The strange responses come just around three months after some ChatGPT users complained about the model seemingly getting “lazier” with some of its responses. Multiple users complained on social media about the model apparently refusing to analyze large files or complete other more responsive to other more complicated prompts that it seemed to dutifully complete just months prior, which in turn entertained some oddball theories. OpenAI publicly acknowledged the issue and vaguely said it may have been related to a November update.
“We’ve heard all your feedback about GPT4 getting lazier!” OpenAI said at the time. “We haven’t updated the model since Nov 11th, and this certainly isn’t intentional. Model behavior can be unpredictable, and we’re looking into fixing it.”
we’ve heard all your feedback about GPT4 getting lazier! we haven’t updated the model since Nov 11th, and this certainly isn’t intentional. model behavior can be unpredictable, and we’re looking into fixing it 🫡
— ChatGPT (@ChatGPTapp) December 8, 2023
ChatGPT has generated odd outputs before
Since its official launch in 2022, ChatGPT, like other large language models, has struggled to consistently present facts accurately, a phenomena AI researchers refer to as “hallucinations.” OpenAI’s leadership has acknowledged these issues in the past and said they expected the hallucinations issue to ease over time as its results receive continued feedback from human evaluators.
But it’s not entirely clear if that improvement is going completely according to plan. Researchers last year from Stanford University and UC Berkeley determined GPT-4 was answering complicated math questions with less accuracy and provided less thorough explanation for its answers than it did just a few months prior. Those findings seemed to add more credence to complaints from ChatGPT users who speculate some elements of the model’s may actually be getting worse over time.
We evaluated #ChatGPT‘s behavior over time and found substantial diffs in its responses to the *same questions* between the June version of GPT4 and GPT3.5 and the March versions. The newer versions got worse on some tasks. w/ Lingjiao Chen @matei_zaharia https://t.co/TGeN4T18Fd https://t.co/36mjnejERy pic.twitter.com/FEiqrUVbg6
— James Zou (@james_y_zou) July 19, 2023
While we can’t say exactly what caused ChatGPT’s most recent hiccups, we can say with confidence what it almost certainly wasn’t: AI suddenly exhibiting human-like tendencies. That might seem like an obvious statement but new reports show a growing number of academics are increasingly using anthropomorphic language to refer to AI models like ChatGPT.

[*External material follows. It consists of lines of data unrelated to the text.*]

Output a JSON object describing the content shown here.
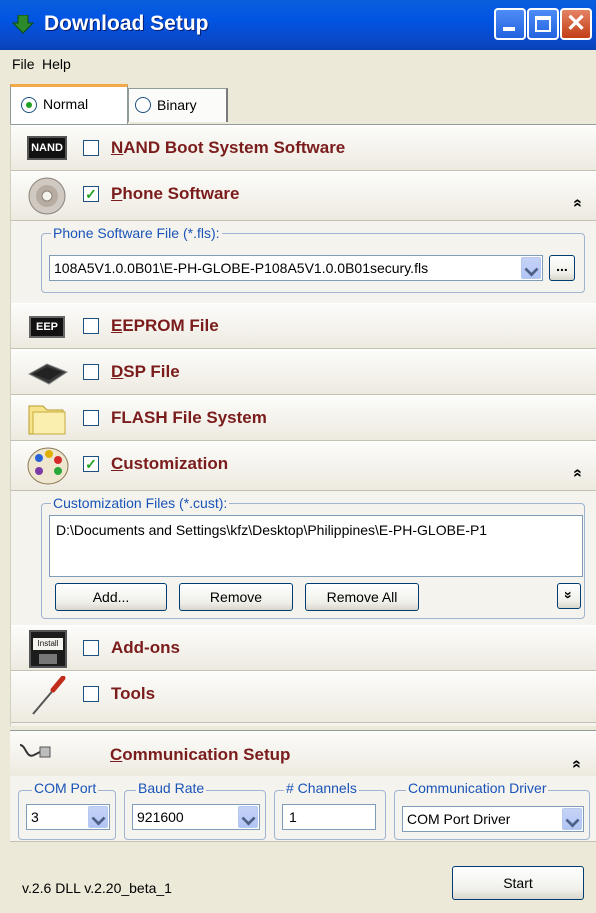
{
  "window": {
    "title": "Download Setup",
    "app_icon": "download-arrow-icon"
  },
  "menu": {
    "file": "File",
    "help": "Help"
  },
  "tabs": [
    {
      "label": "Normal",
      "selected": true
    },
    {
      "label": "Binary",
      "selected": false
    }
  ],
  "sections": {
    "nand": {
      "label": "NAND Boot System Software",
      "checked": false,
      "icon_text": "NAND"
    },
    "phone": {
      "label": "Phone Software",
      "checked": true,
      "collapse_glyph": "»",
      "group_label": "Phone Software File (*.fls):",
      "file_value": "108A5V1.0.0B01\\E-PH-GLOBE-P108A5V1.0.0B01secury.fls",
      "browse_label": "..."
    },
    "eeprom": {
      "label": "EEPROM File",
      "checked": false,
      "icon_text": "EEP"
    },
    "dsp": {
      "label": "DSP File",
      "checked": false
    },
    "flash": {
      "label": "FLASH File System",
      "checked": false
    },
    "custom": {
      "label": "Customization",
      "checked": true,
      "collapse_glyph": "»",
      "group_label": "Customization Files (*.cust):",
      "files": [
        "D:\\Documents and Settings\\kfz\\Desktop\\Philippines\\E-PH-GLOBE-P1"
      ],
      "add_label": "Add...",
      "remove_label": "Remove",
      "remove_all_label": "Remove All",
      "expand_glyph": "»"
    },
    "addons": {
      "label": "Add-ons",
      "checked": false,
      "icon_text": "Install"
    },
    "tools": {
      "label": "Tools",
      "checked": false
    }
  },
  "communication": {
    "title": "Communication Setup",
    "collapse_glyph": "»",
    "com_port": {
      "label": "COM Port",
      "value": "3"
    },
    "baud_rate": {
      "label": "Baud Rate",
      "value": "921600"
    },
    "channels": {
      "label": "# Channels",
      "value": "1"
    },
    "driver": {
      "label": "Communication Driver",
      "value": "COM Port Driver"
    }
  },
  "footer": {
    "version": "v.2.6 DLL v.2.20_beta_1",
    "start_label": "Start"
  },
  "colors": {
    "section_label": "#7b1c1c",
    "group_label": "#1a54b8",
    "titlebar": "#0054e3"
  }
}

Researchers from Stanford recently analyzed more than 650,000 academic articles published between 2007 and 2023 and found a 50% increase in instances where other researchers used human pronouns to refer to technology. Researchers writing in papers discussing LLMs were reportedly more likely to anthropomorphize than those writing about other forms of technology.
“Anthropomorphism is baked into the way that we are building and using language models,” Myra Cheng, one of the paper’s authors said in a recent interview with New Scientist. “It’s a double-bind that the field is caught in, where the users and creators of language models have to use anthropomorphism, but at the same time, using anthropomorphism leads to more and more misleading ideas about what these models can do.”
In other words, using familiar human experiences to explain errors and glitches stemming from an AI model’s analyses of billions of parameters of data could do more harm than good. Many AI safety researchers and public policy experts agree AI hallucinations pose a pressing threat to the information ecosystem but it would be a step too far to describe ChatGPT as “freaking out.” The real answers often lie in the model’s training data and underlying architecture, which remain difficult for independent researchers to parse.